Last weekend, my husband and I went back to the mountains, this time so that he could attend a conference where he would be getting an award. I’m used to camping and hiking in the mountains, but this stay was quite different: the conference was held in a luxury resort that’s over 100 years old.
We drove through several terrific thunderstorms and arrived in the dark to drive over a little bridge to get to the resort, which takes up a whole island. The big wooden buildings had decks and balconies. The resort had three pools, all with gorgeous views of the lake, and a boat that’s a replica of a 19th century touring boat. The little book in our room gave me a whole list of options; they had tennis courts, sand volleyball, horseshoe pits, a golf course, ping pong, and billiards. There would be croquet on the teardrop lawn. Yes, croquet. I don’t think I’ve seen a croquet set since my childhood.
“Look there’s a dress code!” I said to my husband. I started reading aloud. “Smart casual for both ladies and gentlemen. Jeans may be worn as long as they are crisp.”
I looked down at the jeans I was wearing. I’m not sure what exactly “crisp” meant, but I was pretty sure that they didn’t qualify.

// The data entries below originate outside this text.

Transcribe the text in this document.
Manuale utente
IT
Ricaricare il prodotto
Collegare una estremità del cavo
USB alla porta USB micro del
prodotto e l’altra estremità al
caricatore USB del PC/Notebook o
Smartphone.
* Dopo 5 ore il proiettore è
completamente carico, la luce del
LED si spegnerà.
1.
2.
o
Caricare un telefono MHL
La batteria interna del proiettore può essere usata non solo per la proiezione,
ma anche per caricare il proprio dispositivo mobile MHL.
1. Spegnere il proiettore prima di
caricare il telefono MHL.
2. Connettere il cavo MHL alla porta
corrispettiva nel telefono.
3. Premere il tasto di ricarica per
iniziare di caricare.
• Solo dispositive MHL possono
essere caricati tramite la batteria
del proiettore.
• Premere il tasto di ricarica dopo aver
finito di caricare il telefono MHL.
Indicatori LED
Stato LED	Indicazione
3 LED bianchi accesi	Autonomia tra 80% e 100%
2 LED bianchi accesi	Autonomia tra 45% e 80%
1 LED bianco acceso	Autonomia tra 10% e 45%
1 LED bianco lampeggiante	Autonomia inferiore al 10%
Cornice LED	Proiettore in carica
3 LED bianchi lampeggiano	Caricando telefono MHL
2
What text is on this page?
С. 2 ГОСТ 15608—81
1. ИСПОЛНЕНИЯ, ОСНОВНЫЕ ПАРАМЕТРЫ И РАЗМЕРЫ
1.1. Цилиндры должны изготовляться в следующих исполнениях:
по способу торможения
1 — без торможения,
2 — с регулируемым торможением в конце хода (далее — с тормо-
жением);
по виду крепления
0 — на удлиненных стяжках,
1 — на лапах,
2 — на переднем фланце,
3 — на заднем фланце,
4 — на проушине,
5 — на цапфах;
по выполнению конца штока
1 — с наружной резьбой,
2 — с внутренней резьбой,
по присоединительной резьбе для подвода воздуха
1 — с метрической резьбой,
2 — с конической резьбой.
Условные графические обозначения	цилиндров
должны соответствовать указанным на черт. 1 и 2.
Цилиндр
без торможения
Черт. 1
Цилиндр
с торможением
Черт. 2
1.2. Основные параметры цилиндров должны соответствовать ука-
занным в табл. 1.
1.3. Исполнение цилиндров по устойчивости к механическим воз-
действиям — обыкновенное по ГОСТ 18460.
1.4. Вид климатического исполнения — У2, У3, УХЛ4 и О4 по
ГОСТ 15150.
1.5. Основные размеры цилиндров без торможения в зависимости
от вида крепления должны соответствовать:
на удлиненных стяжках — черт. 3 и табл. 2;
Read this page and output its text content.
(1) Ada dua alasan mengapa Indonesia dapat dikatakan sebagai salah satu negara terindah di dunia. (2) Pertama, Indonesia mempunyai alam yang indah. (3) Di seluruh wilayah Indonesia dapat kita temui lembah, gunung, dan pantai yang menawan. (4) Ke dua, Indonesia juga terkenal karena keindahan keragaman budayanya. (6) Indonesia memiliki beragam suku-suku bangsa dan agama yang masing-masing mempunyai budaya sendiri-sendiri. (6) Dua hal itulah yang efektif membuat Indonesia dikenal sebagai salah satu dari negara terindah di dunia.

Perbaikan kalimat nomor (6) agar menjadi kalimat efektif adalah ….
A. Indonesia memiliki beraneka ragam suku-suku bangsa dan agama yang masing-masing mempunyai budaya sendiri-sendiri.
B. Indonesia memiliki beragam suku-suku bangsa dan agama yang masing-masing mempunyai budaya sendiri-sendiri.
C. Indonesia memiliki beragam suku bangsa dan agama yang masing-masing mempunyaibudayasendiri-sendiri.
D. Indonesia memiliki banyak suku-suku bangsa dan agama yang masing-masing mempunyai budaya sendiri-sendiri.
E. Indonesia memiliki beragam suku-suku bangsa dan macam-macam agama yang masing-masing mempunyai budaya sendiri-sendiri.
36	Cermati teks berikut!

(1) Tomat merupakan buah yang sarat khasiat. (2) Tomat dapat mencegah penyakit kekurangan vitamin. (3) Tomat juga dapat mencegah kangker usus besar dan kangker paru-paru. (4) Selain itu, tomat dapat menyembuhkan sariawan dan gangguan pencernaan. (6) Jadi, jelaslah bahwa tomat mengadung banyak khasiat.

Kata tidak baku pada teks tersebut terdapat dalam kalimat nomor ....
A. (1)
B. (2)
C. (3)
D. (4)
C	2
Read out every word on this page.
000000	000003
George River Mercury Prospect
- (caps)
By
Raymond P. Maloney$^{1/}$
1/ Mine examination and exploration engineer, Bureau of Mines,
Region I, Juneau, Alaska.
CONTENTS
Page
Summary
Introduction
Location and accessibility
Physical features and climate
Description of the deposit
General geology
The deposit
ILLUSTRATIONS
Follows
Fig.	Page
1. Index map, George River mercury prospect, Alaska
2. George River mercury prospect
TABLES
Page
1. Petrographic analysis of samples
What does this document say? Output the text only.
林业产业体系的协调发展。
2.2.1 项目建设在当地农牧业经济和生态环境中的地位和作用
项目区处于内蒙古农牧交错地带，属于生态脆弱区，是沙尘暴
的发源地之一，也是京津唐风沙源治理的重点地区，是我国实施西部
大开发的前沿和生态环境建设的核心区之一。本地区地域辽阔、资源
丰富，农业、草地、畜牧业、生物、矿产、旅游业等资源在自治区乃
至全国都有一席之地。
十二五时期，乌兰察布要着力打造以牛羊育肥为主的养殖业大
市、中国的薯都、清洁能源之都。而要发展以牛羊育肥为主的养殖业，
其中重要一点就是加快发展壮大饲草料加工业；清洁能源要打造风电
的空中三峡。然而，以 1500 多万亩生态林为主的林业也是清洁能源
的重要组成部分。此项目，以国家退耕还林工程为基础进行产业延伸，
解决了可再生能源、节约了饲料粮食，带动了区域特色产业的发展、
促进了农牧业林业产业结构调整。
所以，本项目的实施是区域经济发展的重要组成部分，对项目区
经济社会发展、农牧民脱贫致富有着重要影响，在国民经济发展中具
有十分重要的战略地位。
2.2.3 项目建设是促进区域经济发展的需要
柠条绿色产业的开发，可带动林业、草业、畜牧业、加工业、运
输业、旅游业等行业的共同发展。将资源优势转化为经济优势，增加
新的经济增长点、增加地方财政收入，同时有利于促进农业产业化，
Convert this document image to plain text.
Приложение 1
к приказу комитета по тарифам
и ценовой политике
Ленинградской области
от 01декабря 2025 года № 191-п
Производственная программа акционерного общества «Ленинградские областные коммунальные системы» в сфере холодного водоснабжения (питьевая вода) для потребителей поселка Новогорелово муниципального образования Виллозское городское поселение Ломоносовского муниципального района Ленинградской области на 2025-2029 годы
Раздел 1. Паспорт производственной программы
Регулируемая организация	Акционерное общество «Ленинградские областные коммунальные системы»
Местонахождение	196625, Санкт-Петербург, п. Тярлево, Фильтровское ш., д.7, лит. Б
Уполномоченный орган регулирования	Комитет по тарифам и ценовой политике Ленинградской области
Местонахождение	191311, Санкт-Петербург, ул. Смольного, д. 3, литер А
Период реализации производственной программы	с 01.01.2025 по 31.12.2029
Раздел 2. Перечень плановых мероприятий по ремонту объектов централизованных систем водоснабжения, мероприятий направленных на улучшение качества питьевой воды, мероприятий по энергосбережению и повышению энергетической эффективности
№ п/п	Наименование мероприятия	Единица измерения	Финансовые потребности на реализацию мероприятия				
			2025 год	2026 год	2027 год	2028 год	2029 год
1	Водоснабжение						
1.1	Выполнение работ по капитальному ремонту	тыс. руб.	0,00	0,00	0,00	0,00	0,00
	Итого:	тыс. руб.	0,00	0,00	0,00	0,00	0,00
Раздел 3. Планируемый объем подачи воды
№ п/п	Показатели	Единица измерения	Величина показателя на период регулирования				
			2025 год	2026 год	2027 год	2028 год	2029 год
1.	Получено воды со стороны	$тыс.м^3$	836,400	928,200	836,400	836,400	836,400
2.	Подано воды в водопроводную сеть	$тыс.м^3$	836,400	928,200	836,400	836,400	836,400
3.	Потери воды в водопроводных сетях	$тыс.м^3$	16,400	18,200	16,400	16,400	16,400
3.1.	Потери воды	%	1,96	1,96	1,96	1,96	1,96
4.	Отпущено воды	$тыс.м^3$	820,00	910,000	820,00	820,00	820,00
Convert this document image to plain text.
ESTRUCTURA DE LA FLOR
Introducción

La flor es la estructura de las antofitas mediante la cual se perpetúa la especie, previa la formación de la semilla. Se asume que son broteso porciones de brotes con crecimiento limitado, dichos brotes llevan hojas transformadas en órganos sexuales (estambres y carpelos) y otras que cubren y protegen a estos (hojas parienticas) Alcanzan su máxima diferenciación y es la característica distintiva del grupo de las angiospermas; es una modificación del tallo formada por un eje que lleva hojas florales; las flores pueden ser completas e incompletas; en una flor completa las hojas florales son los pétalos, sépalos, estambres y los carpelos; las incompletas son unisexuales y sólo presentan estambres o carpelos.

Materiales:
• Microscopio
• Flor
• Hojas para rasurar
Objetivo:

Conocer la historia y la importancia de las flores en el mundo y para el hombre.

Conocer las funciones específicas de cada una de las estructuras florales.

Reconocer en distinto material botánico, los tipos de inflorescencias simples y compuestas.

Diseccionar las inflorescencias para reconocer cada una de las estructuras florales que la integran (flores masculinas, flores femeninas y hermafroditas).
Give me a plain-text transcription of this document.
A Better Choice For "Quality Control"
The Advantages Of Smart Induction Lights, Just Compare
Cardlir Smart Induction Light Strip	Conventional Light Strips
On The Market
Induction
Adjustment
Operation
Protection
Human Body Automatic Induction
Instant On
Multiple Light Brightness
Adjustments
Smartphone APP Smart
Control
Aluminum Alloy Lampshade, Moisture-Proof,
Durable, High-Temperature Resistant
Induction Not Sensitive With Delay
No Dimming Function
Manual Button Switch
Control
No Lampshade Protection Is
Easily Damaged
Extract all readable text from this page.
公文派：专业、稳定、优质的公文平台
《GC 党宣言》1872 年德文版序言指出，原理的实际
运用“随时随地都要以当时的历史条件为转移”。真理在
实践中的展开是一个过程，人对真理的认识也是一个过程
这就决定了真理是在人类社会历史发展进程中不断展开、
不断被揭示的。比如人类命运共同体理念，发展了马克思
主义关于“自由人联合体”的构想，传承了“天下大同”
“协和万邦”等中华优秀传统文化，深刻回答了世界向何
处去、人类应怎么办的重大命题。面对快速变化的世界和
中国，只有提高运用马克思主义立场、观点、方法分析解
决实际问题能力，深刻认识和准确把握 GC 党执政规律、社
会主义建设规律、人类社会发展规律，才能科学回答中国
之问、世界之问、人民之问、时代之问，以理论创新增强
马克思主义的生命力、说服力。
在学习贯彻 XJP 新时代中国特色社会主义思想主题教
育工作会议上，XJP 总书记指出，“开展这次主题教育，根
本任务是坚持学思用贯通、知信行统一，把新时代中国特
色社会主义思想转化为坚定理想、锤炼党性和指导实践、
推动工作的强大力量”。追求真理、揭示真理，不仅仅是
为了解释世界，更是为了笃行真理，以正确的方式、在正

“You hate dress codes,” my husband said. He couldn’t figure out why I sounded so excited.
“That thunderstorm must have caused a wrinkle in the time-space continuum,” I explained. “We’ve gone back to the 1960s. We’re in the movie Dirty Dancing.”
The next day, as I walked to the pool (wearing a cover-up, of course, per the dress code), I passed children playing croquet on the manicured lawn. A group of uniformed bellboys carried luggage into the front lobby, where a coals glowed in the fireplace and a grand piano waited for the musician who would arrive that evening. At the pool, I chose a lounge chair under a big umbrella: past the edge of the pool, I could see the lake, the mountains, and the sky.
I had walked into a movie. Even the chiming of smartphones in the hands of guests around me could not dispel that illusion.